#JudgesPressConference: Cleaning up the system or airing out dirty linen?

Aditya AK January 12 2018

No matter which side you are on, January 12, 2018 will go down as a significant date in the history of the Indian Judiciary, and more specifically, the Supreme Court.

The decision of four of the senior most judges to come out publicly in their criticism of the functioning of the apex court only confirms the trouble that has been slowly brewing within the body responsible for making judicial appointments.

What makes these public revelations all the more surprising is the fact that historically, the working of the highest echelons of the judiciary has been shrouded in mystery. The Judges Press Conference held today has bucked that trend, perhaps at the cost of diminishing the image of the judiciary in the eyes of the common man.

Having said that, the way the apex court has functioned in the recent past has been far from perfect; today’s events has put it beyond doubt that all is not well at the very top of the judiciary. However, the reasons behind what is being termed as a “judicial crisis” can hardly be described as pellucid.

Precious little was revealed by Justices J Chelameswar, Ranjan Gogoi, Madan Lokur and Kurian Joseph at the press conference held today in order to express their displeasure with the way the apex court has been functioning under the tenure of Chief Justice Dipak Misra. The letter addressed to CJI Misra, however, made things clearer, even if only slightly so.

In a nutshell, the letter cites Chief Justice Misra’s listing of matters of constitutional importance before benches excluding the senior most judges, as the main gripe of the four judges. Specifically, the case regarding the Memorandum of Procedure is given as an example.

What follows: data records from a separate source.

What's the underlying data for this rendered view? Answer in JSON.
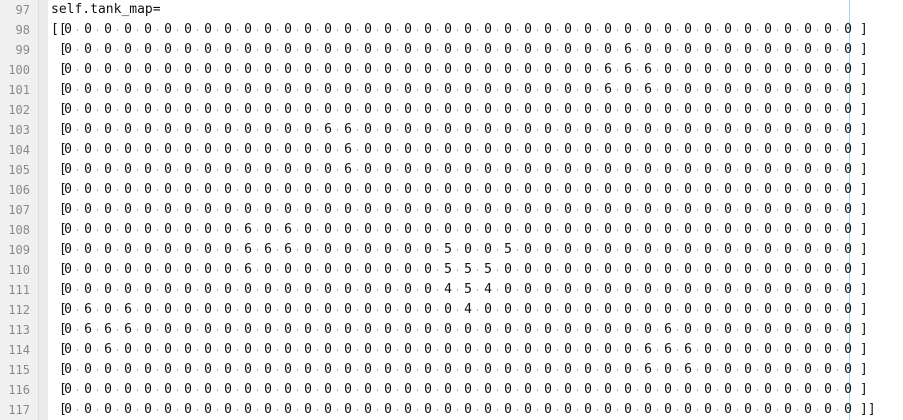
{
  "editor": {
    "header_line_number": "97",
    "header_code": "self.tank_map=",
    "first_row_line": 98,
    "rows": [
      "0000000000000000000000000000000000000000",
      "0000000000000000000000000000600000000000",
      "0000000000000000000000000006660000000000",
      "0000000000000000000000000006060000000000",
      "0000000000000000000000000000000000000000",
      "0000000000000660000000000000000000000000",
      "0000000000000060000000000000000000000000",
      "0000000000000060000000000000000000000000",
      "0000000000000000000000000000000000000000",
      "0000000000000000000000000000000000000000",
      "0000000006060000000000000000000000000000",
      "0000000006660000000500500000000000000000",
      "0000000006000000000555000000000000000000",
      "0000000000000000000454000000000000000000",
      "0606000000000000000040000000000000000000",
      "0666000000000000000000000000006000000000",
      "0060000000000000000000000000066600000000",
      "0000000000000000000000000000060600000000",
      "0000000000000000000000000000000000000000",
      "0000000000000000000000000000000000000000"
    ],
    "highlight_values": [
      "4",
      "5"
    ],
    "highlight_color": "#f0a0a0",
    "dot_color": "#e6a23c",
    "edge_color": "#9fdcf0"
  }
}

However, it is becoming more and more clear that the tipping point was the listing of the petitions seeking an investigation into the death of Special CBI judge BH Loya. Justice Gogoi’s revelation of the same when asked by members of the press is perhaps the most important part of today’s presser.

In the meanwhile, despite fervent pleas made by Senior Advocates Dushyant Dave and Indira Jaising – who highlighted that a similar petition was being heard by the Bombay High Court – the Supreme Court decided that it would hear the case, as it “raises serious questions”. The fact that this matter has been listed before the relatively junior Justices Arun Mishra and Mohan M Shantanagoudar, has perhaps rubbed the quartet of senior most judges the wrong way.

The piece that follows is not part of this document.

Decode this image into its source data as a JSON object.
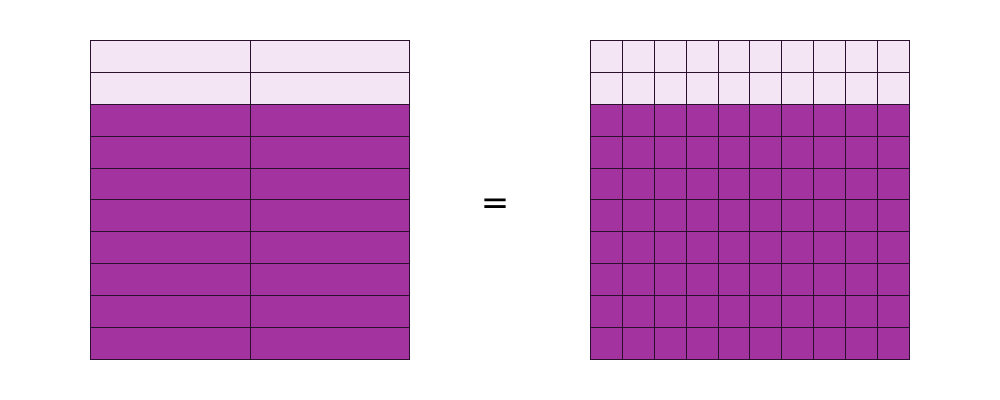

This is not the first time that Chief Justice Misra has courted controversy in the recent past. The listing of the petitions filed by Kamini Jaiswal and Campaign for Judicial Accountability and Reforms (CJAR) in what we have come to know as the “medical college bribery case” before judges who were directly involved with the verdicts granting medical colleges permission to operate raised a few eyebrows, to say the least. That time around, Justice Chelameswar had issued notice in the matter consequent upon a mentioning by Dave, before CJI Misra interfered and stated in no uncertain terms that he is the master of the roster.

Though this aspect has been acknowledged by the judges in their dissenting letter, it is also pointed out that it has been a convention of the Court to list important matters before benches comprising senior judges. And it is the failure of the CJI to do so that has prompted the judges to respond in such a way.

With talk of impeachment and resignation doing the rounds, and political mileage being milked out of the situation, the question remains as to whether the manner in which the four judges chose to express their dissatisfaction stands the test of judicial propriety.

Questions have also been raised regarding the form of “dissent” employed by the four judges. The argument is that holding a press conference was a little over-the-top and unbecoming of Supreme Court judges of their stature.

A larger question to be asked is what needs to be done when attempts to address issues plaguing the judiciary via conventional methods bear no fruit? Justice Chelameswar & co may perhaps defend their actions in the light of the fact that CJI Misra did not pay heed to the problems raised.

While crying ourselves hoarse over the opaqueness with which the Collegium operates, can we, at the same time, criticize them for attempting to be transparent about how the institution is functioning? Would not an acknowledgment of the institution’s flaws and subsequent attempts to repair the same only raise its stock among the public?

Whatever be the answers, today’s chain of events marks a departure from the Supreme Court’s stance of keeping its internal workings to itself. A culture of Judicial Omerta, if you will, has been historically followed by the Court, and as argued here, the jury is out on whether such a practice actually achieves anything.

In the end, it all falls down to the image of the judiciary, an institution widely regarded as the last bastion of governance. The upcoming days will determine what kind of institution the Supreme Court wants to be, and how history will judge the four judges who chose to stand for what they believed in.

For now, questions are all that we have.